"República em Tumulto", a história local e regional, entre os anos conturbados de 1914-1919, da autoria do historiador Paulo Torres Bento, englobando, entre outros temas, os horrores da participação do Batalhão do Minho (com a inclusão de soldados caminhenses) no I Conflito Mundial (1914-18), foi lançado ontem à tarde num dos salões dos Paços do Concelho, edifício que completou no ano passado 200 anos, conforme precisou este professor de História, e no qual se viveram alguns dos episódios descritos neste trabalho de aturada investigação.

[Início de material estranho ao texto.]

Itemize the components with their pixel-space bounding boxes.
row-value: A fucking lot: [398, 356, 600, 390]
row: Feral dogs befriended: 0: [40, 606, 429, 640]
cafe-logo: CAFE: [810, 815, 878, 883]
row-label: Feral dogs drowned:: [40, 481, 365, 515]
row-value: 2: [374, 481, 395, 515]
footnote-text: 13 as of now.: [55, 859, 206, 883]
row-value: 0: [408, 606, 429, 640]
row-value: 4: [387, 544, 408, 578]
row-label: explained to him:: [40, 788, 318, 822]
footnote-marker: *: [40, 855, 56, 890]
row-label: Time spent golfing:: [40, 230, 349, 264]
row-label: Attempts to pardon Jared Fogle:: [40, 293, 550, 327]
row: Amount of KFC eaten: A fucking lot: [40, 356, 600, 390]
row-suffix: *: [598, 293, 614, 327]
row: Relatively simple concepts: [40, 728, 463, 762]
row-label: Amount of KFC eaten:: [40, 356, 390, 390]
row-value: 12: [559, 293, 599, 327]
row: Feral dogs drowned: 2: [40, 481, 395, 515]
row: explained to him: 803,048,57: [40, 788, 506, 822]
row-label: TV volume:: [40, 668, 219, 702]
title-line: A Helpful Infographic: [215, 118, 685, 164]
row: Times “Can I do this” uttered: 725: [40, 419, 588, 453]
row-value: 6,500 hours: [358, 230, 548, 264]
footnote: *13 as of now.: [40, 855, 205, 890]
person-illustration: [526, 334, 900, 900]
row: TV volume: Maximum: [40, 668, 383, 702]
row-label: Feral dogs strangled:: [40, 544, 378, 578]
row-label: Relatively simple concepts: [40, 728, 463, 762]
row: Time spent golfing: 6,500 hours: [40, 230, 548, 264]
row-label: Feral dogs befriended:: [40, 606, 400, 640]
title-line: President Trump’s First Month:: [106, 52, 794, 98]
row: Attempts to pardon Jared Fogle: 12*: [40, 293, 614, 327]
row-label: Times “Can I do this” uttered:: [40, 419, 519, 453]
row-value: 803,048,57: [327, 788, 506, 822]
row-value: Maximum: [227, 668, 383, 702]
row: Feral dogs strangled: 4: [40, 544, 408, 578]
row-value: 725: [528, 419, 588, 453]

Trata-se do quinto livro que o C@2000 edita tendo como referência este historiador que adoptou o concelho de Caminha como sua terra, e à qual se tem dedicado apaixonadamente, permitindo que demos à estampa muitas revelações inéditas e relevantes na Nossa História, possibilitando desta forma aos caminhenses e seus amigos que conheçam melhor o seu passado, sem o qual nos é impossível compreender o presente e perspectivar o futuro.
É dentro desta linha de orientação que já publicamos sete obras (as duas primeiras, de outros autores, e as cinco últimas de Paulo Torres Bento), sendo previsível que ainda este ano venham a ser disponibilizados aos leitores e apreciadores das nossas edições mais trabalhos, sempre em publicação em papel… apesar de sermos um jornal exclusivamente digital.
Visavô do presidente da Câmara - um dos feridos na I Guerra Mundial
O visavô paterno de Miguel Alves, presidente da Câmara Municipal de Caminha, foi um dos 138 militares caminhenses combatentes na I Guerra Mundial, cujos registos biográficos militares constam deste livro, que, aliás, surgiu no seguimento de um primeiro editado em 2010, tendo como base historiográfica a passagem da Monarquia à República, e como tal intitulado "Da Monarquia à República no concelho de Caminha (1906-13)", igualmente como resultado das pesquisas múltiplas realizadas por Paulo Torres Bento.
Presente na apresentação deste livro que relata diversas passagens envolvendo presidentes de câmara dessa época, Miguel Alves reconheceu que estes temas "mexem connosco e com as nossas famílias", em referência a todos os caminhenses presentes na Flandres e em África, "combatendo sem saber porquê" - como era o caso de seu visavô (ferido em combate) e que "eu não conheci", referiu -, e "engolindo muitas vezes aquilo que tinham sentido", mas que acabaram por "deixar uma marca no concelho de Caminha".
Este descendente de um antigo militar do Corpo Expedicionário Português, considerou ser um "momento alto da cultura municipal" a edição pelo C@2000 de um autor (Paulo Torres Bento) do concelho de Caminha que "foi adocicando a palavra" à história local, permitindo resgatar a memória daqueles que "tombaram ou regressaram".
Uma vez que esta obra com 270 páginas releva " grandes momentos" da história concelhia - que não somente a participação caminhense na confrontação bélica -, Miguel Alves enfocou alguns desses temas, elogiou as edições do Caminha 2000, e teve palavras de apreço pela "liberdade e independência" do seu director, pese embora tenha o seu "feitio" particular.
O papel de Paulo Torres Bento "continua a marcar-nos", especialmente aos colegas e seus alunos, ao trazer até ao presente a "História das nossas Raízes", concluiu Miguel Alves.
Síntese do livro
Coube a Paulo Torres Bento fazer um resumo do livro da sua autoria, tendo considerado "muito gratificante" o trabalho desenvolvido, nomeadamente a quantidade de pessoas que partilham com ele dados e conhecimentos.
Rebateu a ideia preconcebida de que a República apenas tinha tido eco em Lisboa, sendo exemplo disso os acontecimentos vibrantes ocorridos no concelho de Caminha.
Agradeceu a todos aqueles que colaboraram e permitiram que esta "síntese" histórica se concretizasse e passou a citar os diversos capítulos, personagens relevantes e acontecimentos marcantes no desenvolvimento das políticas locais e regionais dos tempos conturbados deste período da República e outros pormenores coincidentes: A Guerra - Presença de combatentes caminhenses na I Grande Guerra e registos individuais de todos eles; a Loja Maçónica "Vedeta do Norte", de Vila Praia de Âncora; a terrível Pneumónica; a morte do arquitecto Ventura Terra; o Reino da Traulitânia; regresso à República Velha; a favor ou contra a República Nova; das direitas para as esquerdas; o Sidonismo; o estranho caso da política caminhense; José Augusto Valadares Torres; as filhas de Bernardino Machado e a inglesa May Farmer.